The craftsmanship is the kind that makes you stop mid-sentence, mid-bite, to simply look. Catherine Martin, the Oscar-winning production and costume designer who has spent decades building worlds that exist nowhere but make you believe in everywhere, assembled a constellation of British artisans for this project. Marquetry specialists Dunn & Son. Bespoke furniture from Bill Cleyndert. Glass from Tony Sandles Bespoke studio. Embroidery by Hand & Lock. Each element chosen not for its prestige alone but for its particular ability to speak to the fiction of Celia herself, to give the impression that you have stepped into someone's personal world: her crockery, her glassware, her particular, accumulated life.

The marquetry in particular is extraordinary. Tri-coloured wooden masterpieces line the carriage depicting scenes that find their roots in rural England and there, immortalised in the grain, is Celia herself as Titania. Caught in the moment. Eternal.

 

The launch was, inevitably, the party of the season.

 

On the evening of 9 May 2026, a handpicked circle of names that read like the cast list of a film you very much wish you were in stepped aboard at Victoria. Anna Wintour, co-host and long-time creative collaborator of Luhrmann and Martin, a woman who understands better than almost anyone the dialogue between fashion, film and cultural power, presided over it all with the quiet authority that is her particular gift. Alexa Chung was there, and Simone Ashley, and Emma Corrin, and Tom Ford, and Stella McCartney, and Harry Lambert. Roger and Mirka Federer. Francesca Hayward and Cesar Corrales from The Royal Ballet, infusing the carriage with the kind of physical grace that makes the room hold its breath.

The train pulled out of the station. The velvet curtains parted. A Baz-curated soundtrack of live vocals rose and fell. Later, the lounge transformed (transformed, in the way that only genuinely theatrical spaces can) into something silver-screened and late-night, with Monica Berg's cocktails (she of Tayer + Elementary, one of the top five bars in the world by most accounts) and DJ Alex Gromadzki sending the energy somewhere irresistible. Upon return to Victoria, vintage cars waited to deliver everyone to an after-party at Mark's Club.

This is the promise of Celia for every guest who books it: that it is not a train journey so much as an event you have authored, a world you have conjured for yourself and the people you love most.

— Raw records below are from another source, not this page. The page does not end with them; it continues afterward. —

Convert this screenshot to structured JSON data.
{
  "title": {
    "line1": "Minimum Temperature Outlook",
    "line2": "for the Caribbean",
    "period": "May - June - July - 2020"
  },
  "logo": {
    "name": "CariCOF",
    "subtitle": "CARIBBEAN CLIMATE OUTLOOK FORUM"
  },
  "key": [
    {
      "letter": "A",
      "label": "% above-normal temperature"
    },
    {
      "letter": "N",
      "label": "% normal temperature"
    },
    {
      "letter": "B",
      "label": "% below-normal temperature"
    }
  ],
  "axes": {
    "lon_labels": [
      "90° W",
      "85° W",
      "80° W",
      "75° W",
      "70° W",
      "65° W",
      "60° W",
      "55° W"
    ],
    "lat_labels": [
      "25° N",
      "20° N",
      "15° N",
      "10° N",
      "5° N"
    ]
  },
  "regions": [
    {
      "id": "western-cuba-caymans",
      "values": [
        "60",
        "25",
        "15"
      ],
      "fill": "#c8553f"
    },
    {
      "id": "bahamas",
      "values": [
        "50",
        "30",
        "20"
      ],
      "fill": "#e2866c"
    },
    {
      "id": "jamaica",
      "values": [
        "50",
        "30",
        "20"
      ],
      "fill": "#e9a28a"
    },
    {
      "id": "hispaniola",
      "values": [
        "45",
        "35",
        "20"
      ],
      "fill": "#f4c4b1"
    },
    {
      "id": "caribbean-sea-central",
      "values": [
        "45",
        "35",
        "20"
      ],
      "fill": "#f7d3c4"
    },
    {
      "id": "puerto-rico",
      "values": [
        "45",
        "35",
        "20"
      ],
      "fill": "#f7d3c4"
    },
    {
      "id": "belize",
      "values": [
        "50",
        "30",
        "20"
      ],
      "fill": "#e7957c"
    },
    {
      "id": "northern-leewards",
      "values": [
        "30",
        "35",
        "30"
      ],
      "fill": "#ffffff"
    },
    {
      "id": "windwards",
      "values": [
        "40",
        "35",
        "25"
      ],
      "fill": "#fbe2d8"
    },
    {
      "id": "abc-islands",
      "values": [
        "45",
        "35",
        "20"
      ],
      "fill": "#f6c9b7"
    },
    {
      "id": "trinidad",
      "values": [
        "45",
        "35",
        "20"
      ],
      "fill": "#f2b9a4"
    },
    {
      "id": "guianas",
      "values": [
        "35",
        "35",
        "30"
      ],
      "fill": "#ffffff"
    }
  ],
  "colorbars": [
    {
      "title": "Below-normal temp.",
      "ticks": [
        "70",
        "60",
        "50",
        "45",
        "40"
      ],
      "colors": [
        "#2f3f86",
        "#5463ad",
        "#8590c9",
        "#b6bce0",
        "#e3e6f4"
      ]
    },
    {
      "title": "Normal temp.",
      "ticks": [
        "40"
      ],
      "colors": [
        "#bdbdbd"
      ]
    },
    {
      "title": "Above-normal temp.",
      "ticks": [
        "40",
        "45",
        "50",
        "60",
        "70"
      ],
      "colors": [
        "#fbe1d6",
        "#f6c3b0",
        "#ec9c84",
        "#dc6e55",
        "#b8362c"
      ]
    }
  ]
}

The details of the experience are worth savouring. From the moment of booking, a personal guest experience curator, a role created specifically for Celia, begins the conversation. Menus are discussed in advance, directly with the dedicated chef. The three-course menu might include beef wellington or chicken liver parfait, both with modern spins tuned to the guest's particular occasion. The bar can be stocked with whatever the party desires. Private guides and VIP access to museums, stately homes and landmarks await at every destination. Guests are collected from any London hotel by private luxury transfer and delivered, utterly unhurried, to the carriage.

The fabric ceiling has been engineered for acoustics. Live performances can be arranged. The lighting is interchangeable, the mood entirely malleable. The curtains are ready to part, act by act, for whoever you bring and whatever you are celebrating.

Shakespeare wrote of a wood near Athens where dreams and reality collapsed into one another, where fairies played mischief with mortals and no one was quite sure, come morning, what had been real. The British Pullman has its own version of that wood now. It is rolling through the English countryside at speed. It is dressed in pansies and velvet and marquetry and Waterford Crystal. It seats twelve.

I have been thinking about who I would bring. I have been thinking about the menu. I have been thinking, if I am honest, about very little else.

Celia is not a train carriage. She is an invitation: to imagine, to celebrate, to inhabit a world of your own making, one that moves through the English countryside like a dream that knows it is a dream and leans into it anyway.

All aboard, darling.

The British Pullman's Celia carriage is available for exclusive private hire from £15,000, inclusive of transfers within Greater London.